Nucleic Acids Research, 1984, Vol. 12, No. 23 9025-9038
© 1984
MOLECULAR BIOLOGY |
Chromatin structure at the 44D larval cuticle gene locus in Drosophila: the effect of a transposable element insertion
Department of Biology, Washington University St. Louis, MO 63130 1Department of Genetics, University of California Berkeley, CA 94720, USA
Received July 16, 1984. Revised November 6, 1984. Accepted November 6, 1984.

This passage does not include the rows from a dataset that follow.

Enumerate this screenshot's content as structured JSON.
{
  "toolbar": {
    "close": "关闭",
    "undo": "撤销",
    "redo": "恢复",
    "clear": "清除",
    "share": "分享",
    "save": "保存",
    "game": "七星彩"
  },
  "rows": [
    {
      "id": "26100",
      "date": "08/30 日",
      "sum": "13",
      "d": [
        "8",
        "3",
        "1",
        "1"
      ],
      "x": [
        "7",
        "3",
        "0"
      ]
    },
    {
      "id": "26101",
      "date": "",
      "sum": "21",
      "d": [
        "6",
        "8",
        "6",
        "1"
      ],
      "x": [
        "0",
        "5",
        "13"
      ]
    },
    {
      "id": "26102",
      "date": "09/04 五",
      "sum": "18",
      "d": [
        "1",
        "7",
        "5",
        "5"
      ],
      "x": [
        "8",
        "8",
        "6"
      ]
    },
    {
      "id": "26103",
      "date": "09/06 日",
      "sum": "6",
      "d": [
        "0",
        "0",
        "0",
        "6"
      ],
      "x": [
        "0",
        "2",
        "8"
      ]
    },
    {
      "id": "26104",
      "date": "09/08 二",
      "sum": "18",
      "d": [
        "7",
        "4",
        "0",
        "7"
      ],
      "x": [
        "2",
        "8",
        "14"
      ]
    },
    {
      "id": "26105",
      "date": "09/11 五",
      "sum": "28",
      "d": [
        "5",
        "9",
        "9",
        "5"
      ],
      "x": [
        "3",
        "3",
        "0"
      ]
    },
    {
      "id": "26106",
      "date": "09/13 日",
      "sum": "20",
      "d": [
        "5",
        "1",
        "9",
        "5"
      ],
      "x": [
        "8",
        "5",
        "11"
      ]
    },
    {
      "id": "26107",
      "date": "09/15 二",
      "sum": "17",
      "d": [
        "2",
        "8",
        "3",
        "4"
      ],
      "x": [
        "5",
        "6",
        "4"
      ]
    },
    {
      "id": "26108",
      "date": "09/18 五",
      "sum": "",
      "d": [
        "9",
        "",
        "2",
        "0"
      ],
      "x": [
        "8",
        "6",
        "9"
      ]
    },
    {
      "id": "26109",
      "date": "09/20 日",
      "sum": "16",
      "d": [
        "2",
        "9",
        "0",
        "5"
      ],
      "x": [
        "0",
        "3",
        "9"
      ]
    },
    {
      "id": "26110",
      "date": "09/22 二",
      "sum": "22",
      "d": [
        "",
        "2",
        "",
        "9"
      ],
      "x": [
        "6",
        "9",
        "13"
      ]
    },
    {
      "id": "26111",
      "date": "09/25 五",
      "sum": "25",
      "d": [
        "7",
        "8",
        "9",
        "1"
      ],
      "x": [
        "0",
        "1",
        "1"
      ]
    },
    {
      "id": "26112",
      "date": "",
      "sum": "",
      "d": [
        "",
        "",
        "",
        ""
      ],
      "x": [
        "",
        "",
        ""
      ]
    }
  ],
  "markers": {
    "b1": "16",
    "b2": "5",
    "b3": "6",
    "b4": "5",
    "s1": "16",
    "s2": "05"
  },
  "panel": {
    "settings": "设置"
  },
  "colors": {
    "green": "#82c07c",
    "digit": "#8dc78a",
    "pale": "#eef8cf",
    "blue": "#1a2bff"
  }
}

The chromatin structure of the larval cuticle gene cluster at 44D was characterized in embryos from wild-type (Oregon R) and a variant line (27sol;3) of Drosophila melanogaster. A major DNase I hypersensitive (DH) site was found between genes II and III in the chromatin, in a position 5' to the transcriptional start of the genes in the cluster. The introduction of a 7.3 kilobase transposable element into the cluster in the 2/3 variant enhanced the sensitivity of the major site in 2/3 chromatin but had no other effect upon the pattern of DH sites associated with the wild-type sequences. The wild-type sequences were packaged into an ordered nucleosome-like array in embryos, as revealed by digestion with the chemical cleavage reagent (methidiumpropyl-EDTA) iron (II) [MPE.Fe(II)]. Nucleolytic cleavage within the transposable element chromatin shows it to be organized in an ordered array punctuated by several DH sites. While the patterns of DNase I hyper-sensitivity are similar in the vicinity of the direct terminal repeats, the patterns revealed by micrococcal nuclease and MPE.Fe(II) are not, Indicating a different chromatin organization of these two identical sequences.